他紧张的拉着她说这说那,语无伦次的扯了许久,思怡看着他那模样,笑着点了点头,
林应眼中还闪着些因紧张而起的薄雾,见此,一下便将她拥入怀中,反复珍视摩挲
谢谢,思怡,谢谢你能给我这个机会
可他不会知道的,浮漂着的芦苇一旦再次靠岸,便再无任何退路,只会越陷越深,直至…永不割离!…
他看她的眼睛很亮,像落满了星星,小心翼翼地牵起她的手时,仿佛已经是握住了自已的全世界,再也分不开了…

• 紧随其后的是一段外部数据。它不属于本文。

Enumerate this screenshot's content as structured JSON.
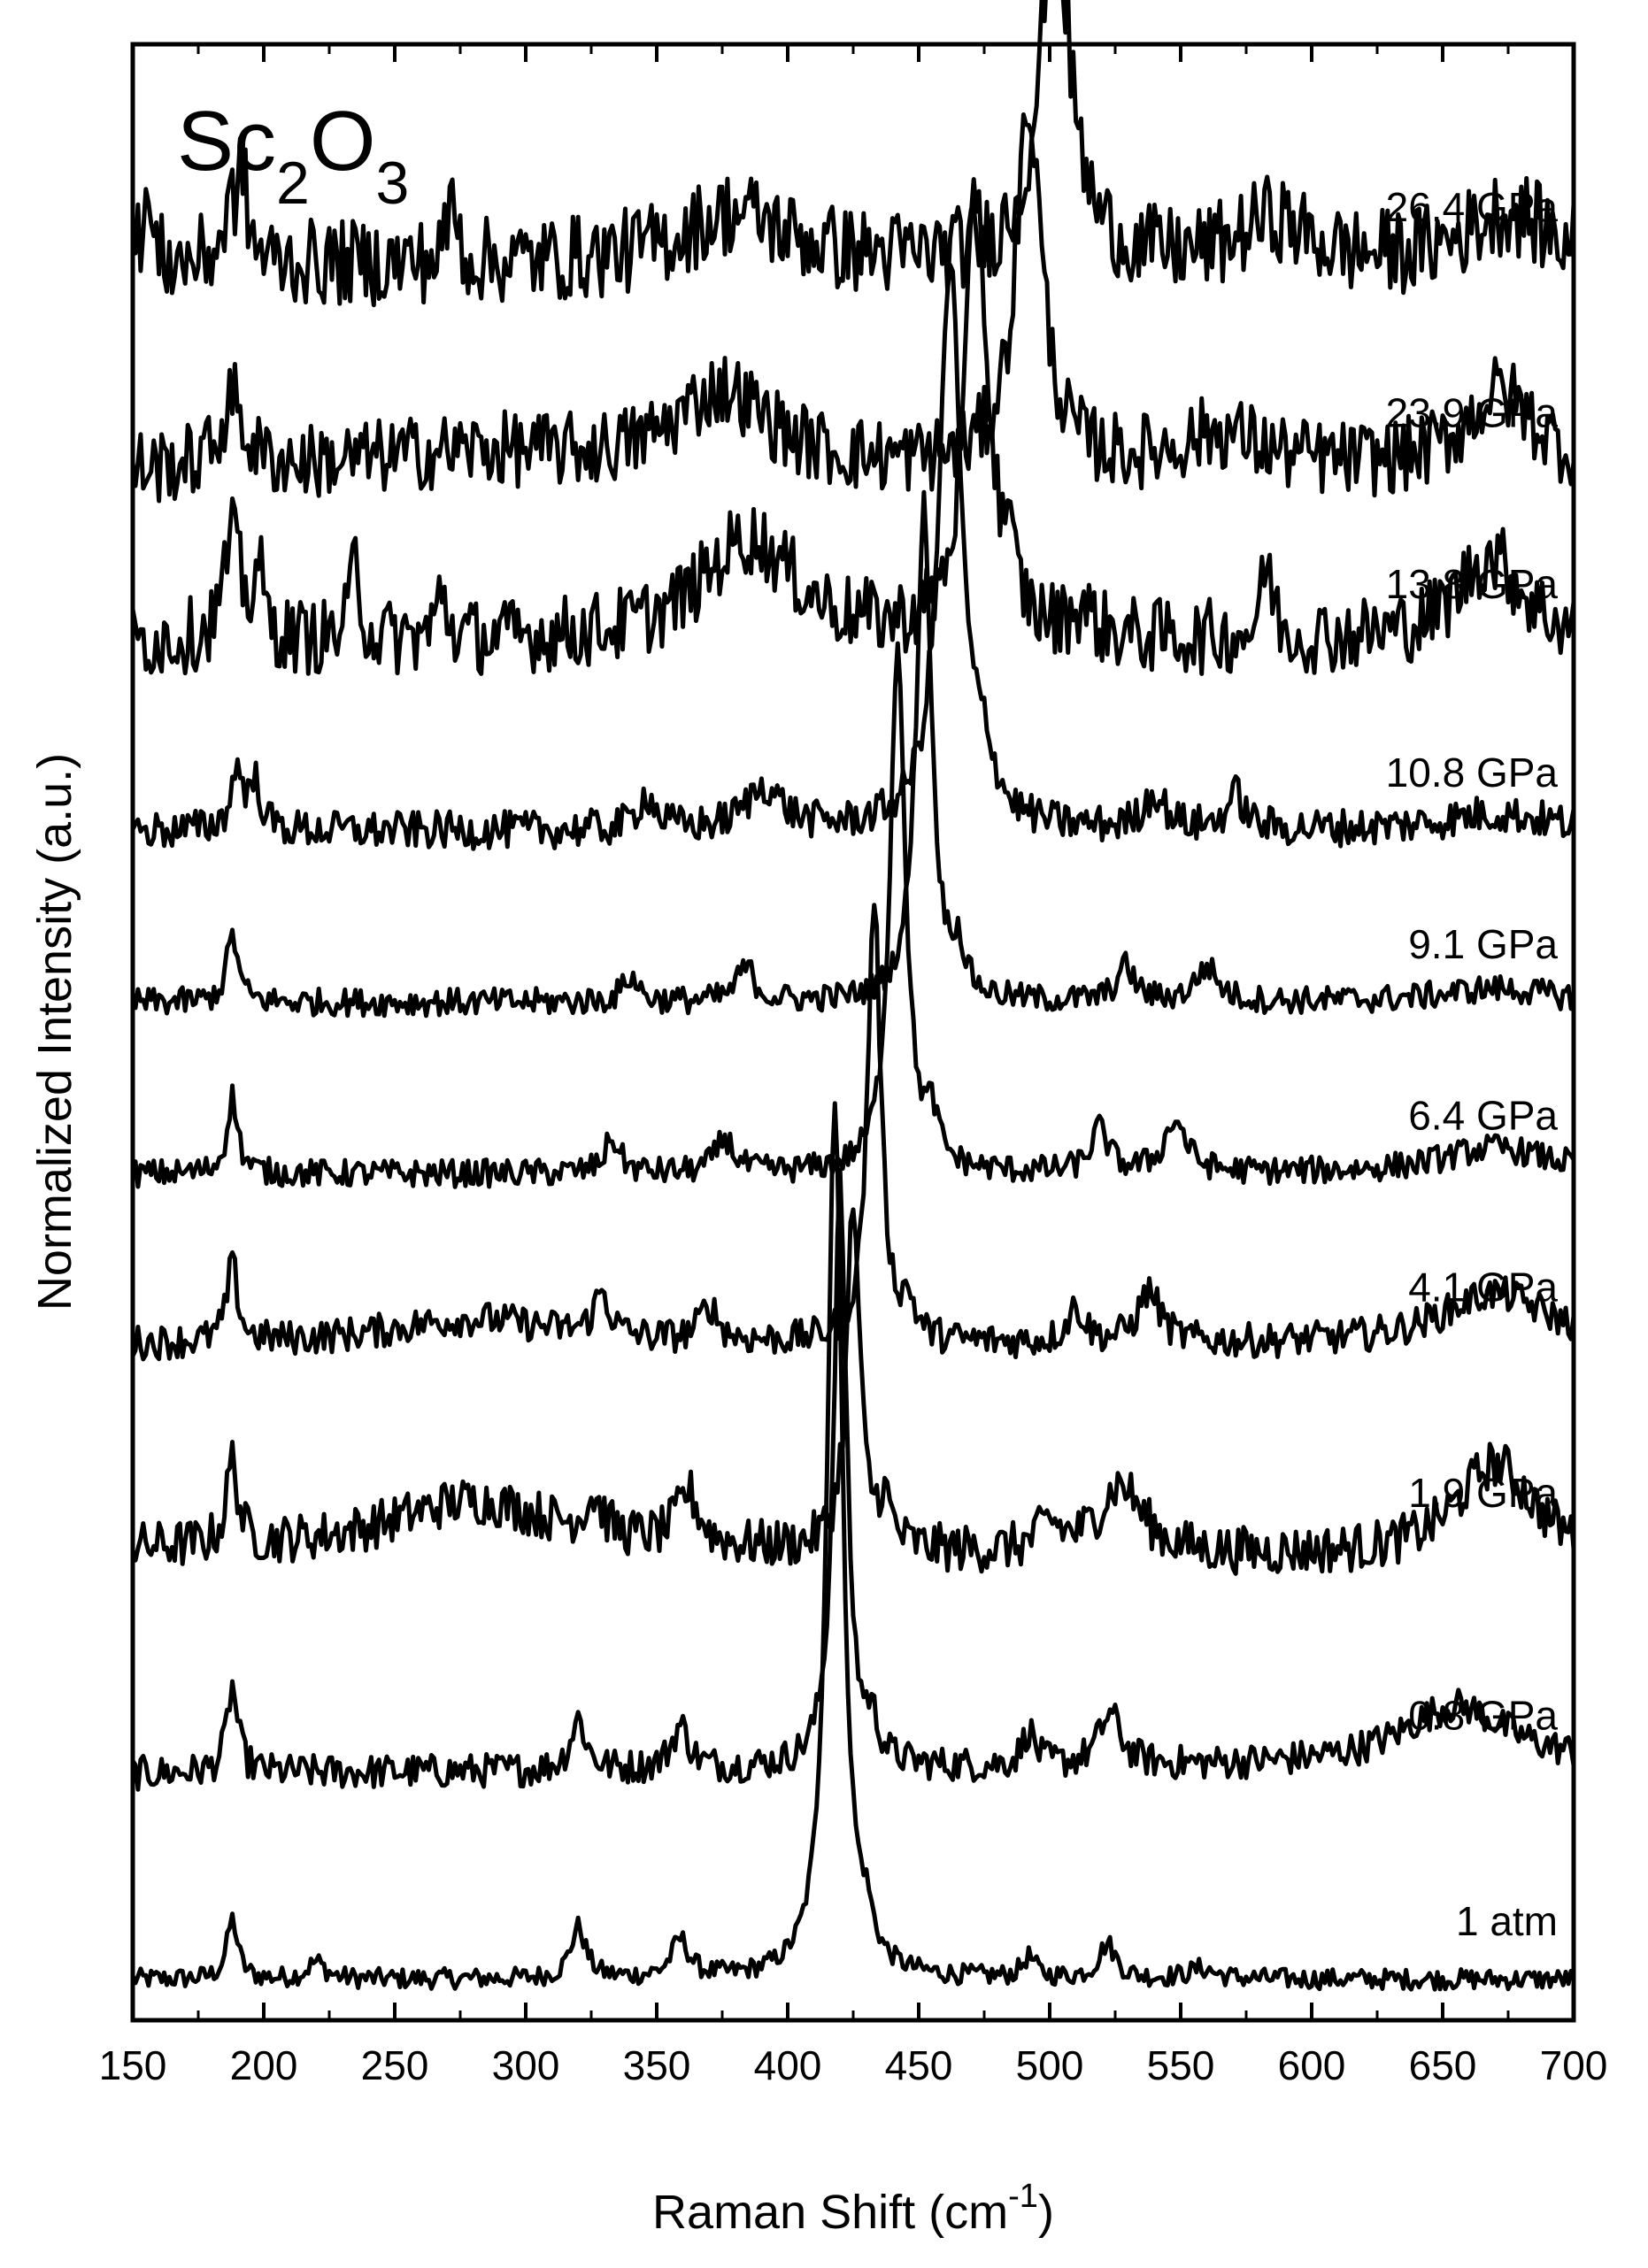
{
  "chart_data": {
    "type": "line",
    "sample": {
      "base": "Sc",
      "sub1": "2",
      "mid": "O",
      "sub2": "3"
    },
    "xlabel": {
      "text": "Raman Shift (cm",
      "sup": "-1",
      "end": ")"
    },
    "ylabel": "Normalized Intensity (a.u.)",
    "xlim": [
      150,
      700
    ],
    "xticks": [
      "150",
      "200",
      "250",
      "300",
      "350",
      "400",
      "450",
      "500",
      "550",
      "600",
      "650",
      "700"
    ],
    "y_tick_labels": false,
    "colors": {
      "trace": "#000000",
      "axes": "#000000",
      "background": "#ffffff"
    },
    "series": [
      {
        "name": "1 atm",
        "baseline": 0.0,
        "noise": 0.006,
        "peaks": [
          [
            188,
            0.035,
            2.5
          ],
          [
            220,
            0.01,
            4
          ],
          [
            320,
            0.03,
            3.5
          ],
          [
            359,
            0.022,
            4
          ],
          [
            418,
            0.515,
            3.5
          ],
          [
            430,
            0.02,
            3
          ],
          [
            492,
            0.012,
            3
          ],
          [
            522,
            0.02,
            4
          ],
          [
            558,
            0.006,
            6
          ]
        ]
      },
      {
        "name": "0.8 GPa",
        "baseline": 0.12,
        "noise": 0.01,
        "tilt": 0.005,
        "peaks": [
          [
            188,
            0.05,
            2.5
          ],
          [
            320,
            0.03,
            3.5
          ],
          [
            359,
            0.025,
            4
          ],
          [
            420,
            0.34,
            3
          ],
          [
            432,
            0.02,
            3
          ],
          [
            492,
            0.02,
            3
          ],
          [
            523,
            0.03,
            5
          ],
          [
            655,
            0.035,
            25
          ]
        ]
      },
      {
        "name": "1.9 GPa",
        "baseline": 0.25,
        "noise": 0.014,
        "tilt": -0.005,
        "peaks": [
          [
            188,
            0.05,
            2.5
          ],
          [
            280,
            0.03,
            40
          ],
          [
            326,
            0.02,
            4
          ],
          [
            362,
            0.03,
            5
          ],
          [
            425,
            0.2,
            3
          ],
          [
            437,
            0.025,
            3
          ],
          [
            500,
            0.015,
            5
          ],
          [
            527,
            0.04,
            10
          ],
          [
            670,
            0.055,
            18
          ]
        ]
      },
      {
        "name": "4.1 GPa",
        "baseline": 0.37,
        "noise": 0.01,
        "peaks": [
          [
            188,
            0.045,
            2.5
          ],
          [
            280,
            0.015,
            40
          ],
          [
            329,
            0.025,
            3.5
          ],
          [
            370,
            0.02,
            4
          ],
          [
            433,
            0.26,
            3
          ],
          [
            446,
            0.02,
            3
          ],
          [
            510,
            0.02,
            4
          ],
          [
            538,
            0.03,
            5
          ],
          [
            670,
            0.03,
            25
          ]
        ]
      },
      {
        "name": "6.4 GPa",
        "baseline": 0.47,
        "noise": 0.008,
        "peaks": [
          [
            188,
            0.045,
            2.5
          ],
          [
            333,
            0.02,
            3.5
          ],
          [
            376,
            0.02,
            4
          ],
          [
            442,
            0.31,
            3.5
          ],
          [
            455,
            0.025,
            3
          ],
          [
            519,
            0.025,
            4
          ],
          [
            548,
            0.03,
            5
          ],
          [
            670,
            0.015,
            25
          ]
        ]
      },
      {
        "name": "9.1 GPa",
        "baseline": 0.57,
        "noise": 0.008,
        "peaks": [
          [
            188,
            0.04,
            2.5
          ],
          [
            340,
            0.015,
            3.5
          ],
          [
            384,
            0.02,
            4
          ],
          [
            452,
            0.29,
            3.5
          ],
          [
            465,
            0.025,
            3
          ],
          [
            529,
            0.02,
            4
          ],
          [
            560,
            0.02,
            5
          ],
          [
            670,
            0.008,
            25
          ]
        ]
      },
      {
        "name": "10.8 GPa",
        "baseline": 0.67,
        "noise": 0.011,
        "peaks": [
          [
            190,
            0.035,
            3
          ],
          [
            197,
            0.025,
            2.5
          ],
          [
            346,
            0.02,
            4
          ],
          [
            391,
            0.025,
            8
          ],
          [
            462,
            0.33,
            5
          ],
          [
            475,
            0.03,
            4
          ],
          [
            540,
            0.02,
            5
          ],
          [
            571,
            0.02,
            4
          ],
          [
            670,
            0.01,
            25
          ]
        ]
      },
      {
        "name": "13.8 GPa",
        "baseline": 0.78,
        "noise": 0.022,
        "peaks": [
          [
            188,
            0.06,
            4
          ],
          [
            198,
            0.04,
            2
          ],
          [
            235,
            0.05,
            2
          ],
          [
            268,
            0.03,
            2
          ],
          [
            385,
            0.06,
            22
          ],
          [
            472,
            0.26,
            5
          ],
          [
            484,
            0.03,
            4
          ],
          [
            512,
            0.015,
            5
          ],
          [
            583,
            0.045,
            2.5
          ],
          [
            668,
            0.05,
            15
          ]
        ]
      },
      {
        "name": "23.9 GPa",
        "baseline": 0.88,
        "noise": 0.022,
        "peaks": [
          [
            188,
            0.04,
            5
          ],
          [
            280,
            0.01,
            50
          ],
          [
            375,
            0.045,
            22
          ],
          [
            492,
            0.21,
            6
          ],
          [
            565,
            0.02,
            20
          ],
          [
            672,
            0.045,
            16
          ]
        ]
      },
      {
        "name": "26.4 GPa",
        "baseline": 1.0,
        "noise": 0.025,
        "peaks": [
          [
            155,
            0.04,
            2
          ],
          [
            188,
            0.03,
            4
          ],
          [
            192,
            0.04,
            2
          ],
          [
            272,
            0.04,
            2
          ],
          [
            380,
            0.03,
            25
          ],
          [
            502,
            0.2,
            7
          ],
          [
            585,
            0.025,
            15
          ],
          [
            675,
            0.03,
            20
          ]
        ]
      }
    ]
  }
}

那时的他只坚信一件事,想要的东西要尽早握到手里,才不会消散
…
当李澄又一次把她堵在巷子里,带人围堵着思怡时,她还有些不知所措,
昔日的朋友却如今这般处处针对她
“凭什么所有人要围着你转啊,沈思怡,你个贱人能别…”
李澄的脸因为嫉妒而扭曲,
“你这种没人要的野种,凭什么待在他身边?”
思怡没说话,只是盯着李澄身后
--林应不知什么时候站在那里,背着光,看不清表情。
李澄也回头,看见林应时,瞬间慌了一瞬。
可林应没理她,板着脸拽着思怡走了,
那晚他朝她发了好大脾气,边抹药边絮絮说着
为什么不还手,为什么不找我,不告诉我,我是摆设嘛,林思怡!
她没吭一声,只是静静看着他,看着这个俯身蹲着给她抹药的男人
她知道,他在害怕,害怕自已护不好她,害怕这透入他阴暗领地唯一的光也没了
后来李澄家便着了场大火,烧得干干净净。
消防车来的时候,林应正站在对面不远处,风衣被风吹得猎猎作响,张沐站在他身边,
那天他回来的很晚…
思怡知道,却什么都没问。有些事,或许从不需要什么答案的
…
林应他们走的那年夏天,蝉鸣得厉害。
林应和张沐是通过少年班考上浙大,临走前在车站,他抱了思怡很久,林应的下巴抵在思怡发顶,声音闷闷的:
“等我们回来接你。”
后来,思怡考上市重高报到那天,林应坐上最早一班高铁回来见她,手里还提着她爱吃的巧克力蛋糕,站在学校门口等她,
阳光把他的影子拉得很长很长…
看到他时,思怡笑着招了招手跑向他
此时他们还是对惹人羡厌的异地恋情侣,还正缠的难舍难分,无法割舍,彼此的眼中只容的下对方
…
在林应他们不在的日子,林家大宅总是静的可怕。
思怡偶尔会回自己家待几天应付下村里,
可只是那几天就够恶心她了,那个所谓的“家”空旷冷漠得像个冰窖,对她早无什么亲情可言。
而林家呢,却总会给她一种外人的感觉,即使有林应,也摆脱不了这种感觉
在她的认知中,她还是没有家的,而林应曾承诺的给她一个只属于他们的家,才算让思怡终于能慰藉些,心安理得些
她是能有家的,是能有人爱她的啊
但有一点不得不说,林应的控制欲简直强得可怕。
思怡但凡跟同桌多说了几句话,林应下次来学校接她时,便会“恰好”遇到那个男生,眼神冷得能冻死人,
于是那几天,那个男生便总会不小心的倒霉…
思怡在朋友圈发了张和别人的合照,他会打电话过来问半天那人的底细。